Under the microscope

For the two centuries following van Leeuwenhoek’s studies, microscopes improved, but microbiologists still needed a way to distinguish cells from inanimate matter in a specimen. They tested a variety of chemical dyes on bacteria with usually unsatisfactory results. In 1884, Danish physician Hans Christian Gram formulated through trial and error a stain for making bacteria visible in the tissue of patients with respiratory infection. On a glass slide, Gram’s recipe turned some of the bacteria dark purple and others pink. The new method served Gram’s purposes for diagnosing disease, but he had no notion of the

impact the Gram stain would have on bacteriology.

The Gram stain divides all bacteria into two groups: gram-positive and gram-negative. This easy procedure serves as the basis

for all identifications of bacteria from the sick, from food and water, and from the environment. Every student in beginning microbiology

commences her education by learning the Gram stain.

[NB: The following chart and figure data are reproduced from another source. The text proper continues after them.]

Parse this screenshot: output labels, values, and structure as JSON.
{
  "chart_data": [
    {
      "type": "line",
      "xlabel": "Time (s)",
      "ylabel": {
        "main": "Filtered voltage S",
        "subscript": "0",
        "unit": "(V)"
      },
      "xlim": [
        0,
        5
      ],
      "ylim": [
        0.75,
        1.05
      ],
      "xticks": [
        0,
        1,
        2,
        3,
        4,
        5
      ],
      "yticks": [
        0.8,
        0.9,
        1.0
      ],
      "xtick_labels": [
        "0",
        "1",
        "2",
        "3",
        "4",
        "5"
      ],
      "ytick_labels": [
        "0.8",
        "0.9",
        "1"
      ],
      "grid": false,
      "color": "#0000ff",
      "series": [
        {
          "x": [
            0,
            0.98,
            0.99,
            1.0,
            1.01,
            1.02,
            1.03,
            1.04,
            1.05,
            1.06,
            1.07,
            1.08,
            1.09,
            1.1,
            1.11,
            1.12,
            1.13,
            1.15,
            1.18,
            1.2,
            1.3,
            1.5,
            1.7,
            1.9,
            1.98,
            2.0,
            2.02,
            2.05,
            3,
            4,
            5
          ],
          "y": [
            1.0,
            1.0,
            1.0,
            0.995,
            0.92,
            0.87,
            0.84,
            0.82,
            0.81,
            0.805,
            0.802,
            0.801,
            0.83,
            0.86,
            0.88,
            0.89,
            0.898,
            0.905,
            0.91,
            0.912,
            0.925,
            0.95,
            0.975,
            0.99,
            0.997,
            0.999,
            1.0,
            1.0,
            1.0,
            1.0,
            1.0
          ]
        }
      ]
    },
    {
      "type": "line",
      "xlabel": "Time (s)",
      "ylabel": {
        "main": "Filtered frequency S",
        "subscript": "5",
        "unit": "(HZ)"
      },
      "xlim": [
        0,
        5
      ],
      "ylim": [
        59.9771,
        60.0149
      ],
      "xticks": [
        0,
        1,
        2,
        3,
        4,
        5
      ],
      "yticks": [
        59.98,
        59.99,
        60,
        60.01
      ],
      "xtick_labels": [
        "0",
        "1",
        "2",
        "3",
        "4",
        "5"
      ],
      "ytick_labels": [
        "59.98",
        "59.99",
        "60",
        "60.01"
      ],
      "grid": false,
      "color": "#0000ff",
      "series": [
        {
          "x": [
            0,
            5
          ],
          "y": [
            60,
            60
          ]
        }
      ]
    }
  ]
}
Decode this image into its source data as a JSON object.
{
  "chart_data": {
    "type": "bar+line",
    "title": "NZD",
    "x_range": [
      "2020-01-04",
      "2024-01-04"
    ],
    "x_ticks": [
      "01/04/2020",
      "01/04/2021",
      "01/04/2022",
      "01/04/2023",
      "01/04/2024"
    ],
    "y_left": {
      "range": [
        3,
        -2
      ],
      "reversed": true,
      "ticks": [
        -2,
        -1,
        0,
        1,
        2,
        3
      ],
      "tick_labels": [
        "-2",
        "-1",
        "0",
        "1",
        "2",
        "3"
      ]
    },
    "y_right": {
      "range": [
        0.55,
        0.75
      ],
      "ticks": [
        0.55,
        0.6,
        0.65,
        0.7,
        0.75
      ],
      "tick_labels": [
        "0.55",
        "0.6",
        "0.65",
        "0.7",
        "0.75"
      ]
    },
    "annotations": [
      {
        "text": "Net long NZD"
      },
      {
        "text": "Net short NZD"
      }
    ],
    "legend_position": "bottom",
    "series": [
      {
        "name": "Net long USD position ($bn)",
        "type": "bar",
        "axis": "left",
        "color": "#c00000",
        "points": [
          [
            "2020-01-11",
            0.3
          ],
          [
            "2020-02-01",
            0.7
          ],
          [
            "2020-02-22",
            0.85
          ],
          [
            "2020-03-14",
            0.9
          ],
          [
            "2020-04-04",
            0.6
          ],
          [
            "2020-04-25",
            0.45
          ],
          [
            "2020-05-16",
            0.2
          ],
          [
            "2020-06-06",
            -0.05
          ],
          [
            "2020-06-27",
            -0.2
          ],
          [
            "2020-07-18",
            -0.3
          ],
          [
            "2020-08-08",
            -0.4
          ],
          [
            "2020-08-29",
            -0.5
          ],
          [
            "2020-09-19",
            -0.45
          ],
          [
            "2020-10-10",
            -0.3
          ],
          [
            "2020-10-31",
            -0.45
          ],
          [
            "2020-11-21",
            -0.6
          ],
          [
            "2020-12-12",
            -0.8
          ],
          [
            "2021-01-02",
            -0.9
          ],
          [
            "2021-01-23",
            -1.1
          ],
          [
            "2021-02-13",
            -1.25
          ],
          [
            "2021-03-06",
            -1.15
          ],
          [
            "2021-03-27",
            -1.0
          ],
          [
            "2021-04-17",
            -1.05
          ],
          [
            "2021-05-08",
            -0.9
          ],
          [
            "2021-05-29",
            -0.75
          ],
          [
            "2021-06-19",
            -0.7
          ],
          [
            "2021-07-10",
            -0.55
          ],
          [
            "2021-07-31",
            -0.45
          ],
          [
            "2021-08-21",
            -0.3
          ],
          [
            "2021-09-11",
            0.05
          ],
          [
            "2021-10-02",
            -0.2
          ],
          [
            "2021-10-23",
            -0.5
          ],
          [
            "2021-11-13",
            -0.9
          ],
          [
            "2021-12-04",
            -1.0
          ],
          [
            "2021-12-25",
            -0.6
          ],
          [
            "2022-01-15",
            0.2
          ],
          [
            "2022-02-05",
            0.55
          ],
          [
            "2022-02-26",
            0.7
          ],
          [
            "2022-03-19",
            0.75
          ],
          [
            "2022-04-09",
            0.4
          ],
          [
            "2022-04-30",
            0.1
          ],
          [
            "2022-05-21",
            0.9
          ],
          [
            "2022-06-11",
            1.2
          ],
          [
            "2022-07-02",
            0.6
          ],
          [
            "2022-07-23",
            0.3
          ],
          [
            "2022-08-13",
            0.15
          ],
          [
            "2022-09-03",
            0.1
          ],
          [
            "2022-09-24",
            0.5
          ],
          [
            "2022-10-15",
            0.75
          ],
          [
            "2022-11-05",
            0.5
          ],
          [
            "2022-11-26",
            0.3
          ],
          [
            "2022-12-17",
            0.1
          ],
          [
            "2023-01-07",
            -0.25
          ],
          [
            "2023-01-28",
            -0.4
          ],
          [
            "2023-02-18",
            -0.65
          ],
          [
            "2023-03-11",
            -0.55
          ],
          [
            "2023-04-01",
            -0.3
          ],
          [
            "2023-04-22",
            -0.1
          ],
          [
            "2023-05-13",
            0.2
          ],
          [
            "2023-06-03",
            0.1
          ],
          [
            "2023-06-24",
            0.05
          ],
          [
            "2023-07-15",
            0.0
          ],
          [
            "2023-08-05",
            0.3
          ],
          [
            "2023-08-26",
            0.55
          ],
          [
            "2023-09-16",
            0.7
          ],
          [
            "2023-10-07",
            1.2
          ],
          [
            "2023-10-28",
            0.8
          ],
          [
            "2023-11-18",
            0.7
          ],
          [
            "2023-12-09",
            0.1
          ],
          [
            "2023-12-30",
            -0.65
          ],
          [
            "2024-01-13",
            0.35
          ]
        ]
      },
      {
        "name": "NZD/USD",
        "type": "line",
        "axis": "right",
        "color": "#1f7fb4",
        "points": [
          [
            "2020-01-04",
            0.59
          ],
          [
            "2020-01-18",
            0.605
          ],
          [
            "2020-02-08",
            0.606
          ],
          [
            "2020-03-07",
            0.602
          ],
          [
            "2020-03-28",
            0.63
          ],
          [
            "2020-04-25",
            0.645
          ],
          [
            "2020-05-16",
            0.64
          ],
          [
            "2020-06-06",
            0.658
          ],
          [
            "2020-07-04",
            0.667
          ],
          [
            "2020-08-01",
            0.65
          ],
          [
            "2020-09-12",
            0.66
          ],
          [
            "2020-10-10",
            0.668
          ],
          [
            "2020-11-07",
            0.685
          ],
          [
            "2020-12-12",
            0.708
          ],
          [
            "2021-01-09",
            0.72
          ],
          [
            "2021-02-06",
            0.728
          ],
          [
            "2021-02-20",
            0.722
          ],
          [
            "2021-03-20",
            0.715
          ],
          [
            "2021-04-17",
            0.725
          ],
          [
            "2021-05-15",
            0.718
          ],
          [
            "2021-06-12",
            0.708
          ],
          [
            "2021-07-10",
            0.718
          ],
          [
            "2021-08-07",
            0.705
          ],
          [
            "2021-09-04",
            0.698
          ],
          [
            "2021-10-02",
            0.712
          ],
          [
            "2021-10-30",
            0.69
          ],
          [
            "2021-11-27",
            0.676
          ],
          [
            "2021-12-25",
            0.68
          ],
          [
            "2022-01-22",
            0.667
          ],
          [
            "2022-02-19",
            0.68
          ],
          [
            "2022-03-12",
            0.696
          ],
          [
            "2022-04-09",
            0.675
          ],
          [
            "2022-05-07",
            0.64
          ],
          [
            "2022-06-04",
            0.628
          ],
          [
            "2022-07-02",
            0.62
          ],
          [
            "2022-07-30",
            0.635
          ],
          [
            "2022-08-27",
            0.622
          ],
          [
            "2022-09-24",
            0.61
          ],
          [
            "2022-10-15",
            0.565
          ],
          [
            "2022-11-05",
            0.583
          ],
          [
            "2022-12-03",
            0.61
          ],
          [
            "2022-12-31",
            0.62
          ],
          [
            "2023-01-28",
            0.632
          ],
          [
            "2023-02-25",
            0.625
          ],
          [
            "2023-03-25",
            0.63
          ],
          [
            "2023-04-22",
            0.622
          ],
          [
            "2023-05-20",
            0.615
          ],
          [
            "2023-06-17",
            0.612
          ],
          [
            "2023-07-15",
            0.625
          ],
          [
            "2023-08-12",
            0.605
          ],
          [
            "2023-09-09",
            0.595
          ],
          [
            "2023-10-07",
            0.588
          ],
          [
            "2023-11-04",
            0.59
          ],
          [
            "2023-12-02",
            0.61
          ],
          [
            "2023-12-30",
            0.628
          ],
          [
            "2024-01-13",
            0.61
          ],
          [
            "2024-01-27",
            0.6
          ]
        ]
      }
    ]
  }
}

Bacteria with thick cell walls of peptidoglycan retain a crystal violet-iodine complex inside the wall. These cells turn purple and are

termed gram-positive. Other species cannot retain the stain-iodine complex when rinsed with alcohol. These gram-negative cells

remained colorless, so Gram added a final step by soaking the bacteria in a second stain, safranin, that turned all the colorless cells pink.